Budgets in Unity AI Gateway add the policy layer. Admins set monthly spend thresholds per user or group and get alerted when consumption approaches or crosses them — the signal you need before spend becomes a problem, not after. Hard enforcement is the natural next step, and we'll have more to share on that soon.

Pillar 4: Open and interoperable

Every enterprise AI governance strategy eventually faces the same forcing function: a new team picks a different framework, a new provider releases a better model. If your governance is built into today's tooling choices, you're on a treadmill: every new framework is a new integration, every new model is a new policy.

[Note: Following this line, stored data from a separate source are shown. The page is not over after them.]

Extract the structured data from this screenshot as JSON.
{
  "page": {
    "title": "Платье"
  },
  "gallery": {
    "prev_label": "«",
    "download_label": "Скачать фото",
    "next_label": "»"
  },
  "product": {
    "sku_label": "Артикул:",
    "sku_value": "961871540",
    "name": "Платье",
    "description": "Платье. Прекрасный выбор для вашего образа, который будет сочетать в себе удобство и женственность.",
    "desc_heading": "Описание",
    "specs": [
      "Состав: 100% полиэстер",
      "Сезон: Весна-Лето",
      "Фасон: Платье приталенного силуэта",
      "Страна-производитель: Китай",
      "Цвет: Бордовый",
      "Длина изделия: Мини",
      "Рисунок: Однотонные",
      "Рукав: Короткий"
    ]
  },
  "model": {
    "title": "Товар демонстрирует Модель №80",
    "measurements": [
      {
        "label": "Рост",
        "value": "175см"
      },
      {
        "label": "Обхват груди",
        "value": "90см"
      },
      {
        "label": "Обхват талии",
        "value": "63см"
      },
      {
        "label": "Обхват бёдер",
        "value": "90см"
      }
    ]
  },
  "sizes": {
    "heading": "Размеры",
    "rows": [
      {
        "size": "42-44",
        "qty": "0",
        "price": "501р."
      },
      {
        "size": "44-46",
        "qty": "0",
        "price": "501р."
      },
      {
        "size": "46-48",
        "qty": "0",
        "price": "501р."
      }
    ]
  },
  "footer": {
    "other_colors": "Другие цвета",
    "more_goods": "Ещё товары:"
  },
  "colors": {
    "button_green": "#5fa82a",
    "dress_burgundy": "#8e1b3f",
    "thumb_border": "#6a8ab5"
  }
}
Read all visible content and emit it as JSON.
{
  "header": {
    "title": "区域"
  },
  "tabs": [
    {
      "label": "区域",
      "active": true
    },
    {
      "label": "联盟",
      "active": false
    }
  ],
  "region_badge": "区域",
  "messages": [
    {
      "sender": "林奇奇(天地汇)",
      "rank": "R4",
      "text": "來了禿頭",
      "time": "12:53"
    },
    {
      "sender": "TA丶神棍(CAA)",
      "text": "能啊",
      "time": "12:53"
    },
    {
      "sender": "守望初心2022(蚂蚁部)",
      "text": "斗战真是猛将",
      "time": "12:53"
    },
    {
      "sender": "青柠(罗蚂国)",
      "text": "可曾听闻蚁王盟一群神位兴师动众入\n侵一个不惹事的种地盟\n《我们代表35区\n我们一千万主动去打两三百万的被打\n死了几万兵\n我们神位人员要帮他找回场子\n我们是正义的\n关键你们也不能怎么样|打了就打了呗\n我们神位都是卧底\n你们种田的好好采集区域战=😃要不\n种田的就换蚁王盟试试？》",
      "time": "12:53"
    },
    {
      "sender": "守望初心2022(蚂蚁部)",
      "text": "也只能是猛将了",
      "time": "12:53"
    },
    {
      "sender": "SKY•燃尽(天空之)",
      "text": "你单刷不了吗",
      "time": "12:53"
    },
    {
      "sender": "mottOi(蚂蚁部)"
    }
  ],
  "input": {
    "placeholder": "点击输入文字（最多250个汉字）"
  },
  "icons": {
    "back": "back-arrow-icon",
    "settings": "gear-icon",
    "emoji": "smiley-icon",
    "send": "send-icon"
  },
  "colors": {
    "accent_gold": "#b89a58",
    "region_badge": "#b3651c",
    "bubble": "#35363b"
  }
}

We recognized this, and it's why we took a different approach than most governance tools. Governance can't live only in the agent layer. It also needs to live in the data and services that agents access, whether those services are Databricks-managed or not. An agent built on LangGraph and one built on CrewAI both query the same Unity Catalog, invoke the same governed MCP servers, and flow through the same AI Gateway. The framework is irrelevant. Governance travels with the resources, not the code that calls them.

Open standards make this concrete. MCPs give agents a universal tool connectivity protocol: register once in Unity Catalog, invoke from any framework with the same permissions and audit trail. Unity AI Gateway provides a single, governed endpoint for Databricks-hosted models, Azure OpenAI, AWS Bedrock, and Anthropic, with one policy, one audit trail, and one cost-attribution layer across providers. MLflow tracing auto-instruments LangChain, LlamaIndex, AutoGen, the OpenAI SDK, the Anthropic SDK, and more, with traces landed in Unity Catalog as tables without custom instrumentation per framework.

The end result is that governance becomes a property of your platform rather than something you rebuild for each new framework or model. Every agent you deploy, regardless of how it was built or which model powers it, accesses the same governed data, the same business logic, and the same permissions. You define the rules once, and every agent that comes after automatically picks them up.

Learn more 

The enterprises that get AI governance right won't just avoid incidents. They'll move faster than those that don't because their teams trust the infrastructure underneath them, and trust removes the friction that slows everyone else down.